Jamie managed to keep his face straight. "Oh – ah, well Maggie, what the lad actually said was a different word, aye, that means something much worse.

"Oh."

"You said a few things that were no verra nice yourself, did ye not?"

"I –"

"Did ye not?" His voice was severe.

"Aye, Uncle." Margaret's blue eyes were beginning to fill with tears.

Jamie softened his tone a degree. "I realize your brother started it. Now, go to the fence and–"

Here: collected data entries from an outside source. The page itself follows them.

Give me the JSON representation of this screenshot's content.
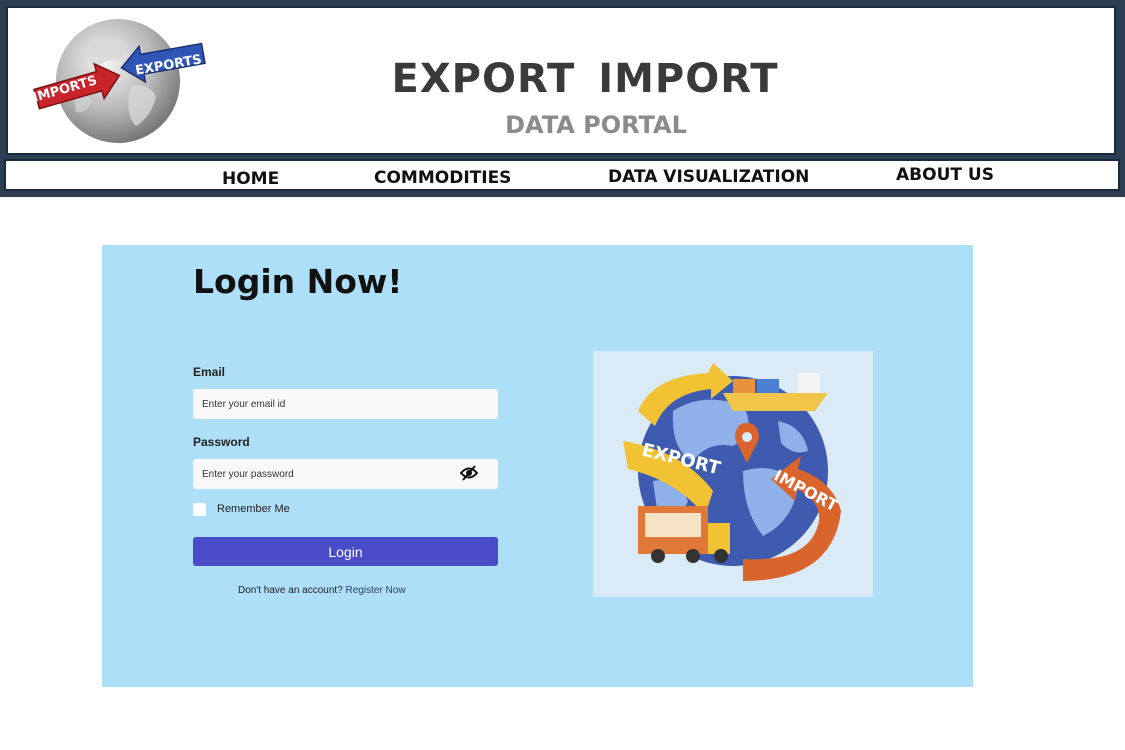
{
  "header": {
    "title": "EXPORT IMPORT",
    "subtitle": "DATA PORTAL",
    "logo": {
      "icon": "globe-arrows-logo",
      "left_arrow_text": "IMPORTS",
      "right_arrow_text": "EXPORTS"
    }
  },
  "nav": {
    "items": [
      {
        "label": "HOME"
      },
      {
        "label": "COMMODITIES"
      },
      {
        "label": "DATA VISUALIZATION"
      },
      {
        "label": "ABOUT US"
      }
    ]
  },
  "login": {
    "title": "Login Now!",
    "email_label": "Email",
    "email_placeholder": "Enter your email id",
    "email_value": "",
    "password_label": "Password",
    "password_placeholder": "Enter your password",
    "password_value": "",
    "password_icon": "eye-slash-icon",
    "remember_label": "Remember Me",
    "remember_checked": false,
    "button_label": "Login",
    "register_prompt": "Don't have an account?",
    "register_link": "Register Now"
  },
  "illustration": {
    "icon": "globe-trade-illustration",
    "export_text": "EXPORT",
    "import_text": "IMPORT"
  },
  "colors": {
    "header_frame": "#2b3e52",
    "card_background": "#addff8",
    "button": "#4a4bc7",
    "title_text": "#3a3a3a",
    "subtitle_text": "#8b8b8b"
  }
}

"Uncle!" Margaret protested.

Jamie held up a hand. "I wasna finished. Go to the fence and apologize to your brother, and then ye may come back here and make your pie."

"Aye, Uncle!" Maggie hurried out, looking much-relieved.

Jamie glanced out the window to where young James was sitting on the fence, his back towards the house, staring out across the pasture. Jamie sighed again and rubbed a large hand over his face. After a few moments he stood up, straightened his shirt, and strode out the door.

"Well James, have ye anything to say for yourself then?" Jamie asked. His nephew was quiet for many moments.

"What'd you want me to say?!" he finally spat, his tone acrid.

That caught Jamie off guard a bit but he didn't let it show. Somewhere in the distance a meadowlark sang, the cheery tune in sharp contrast with the tense mood by the pasture gate. "I'm giving you a chance to say your piece before I remind you to treat your sister with respect."

Young Jamie stared at the ground but made no reply.

"Jamie, what you called your sister was likely the worst possible name you could ever call her, and I'll tell ye right now, I'm ashamed of you."

The disappointment that was evident in Uncle Jamie's voice cut young Jamie to the heart. Here was a man he idolized even more than his own father, and Jamie knew he had let him down. "I didn't mean it," he said finally, "I just lost my temper." Somehow the words echoed hollowly in his ears.

"I know." Uncle Jamie took off his belt. "And I'm going to help you remember to think before you speak."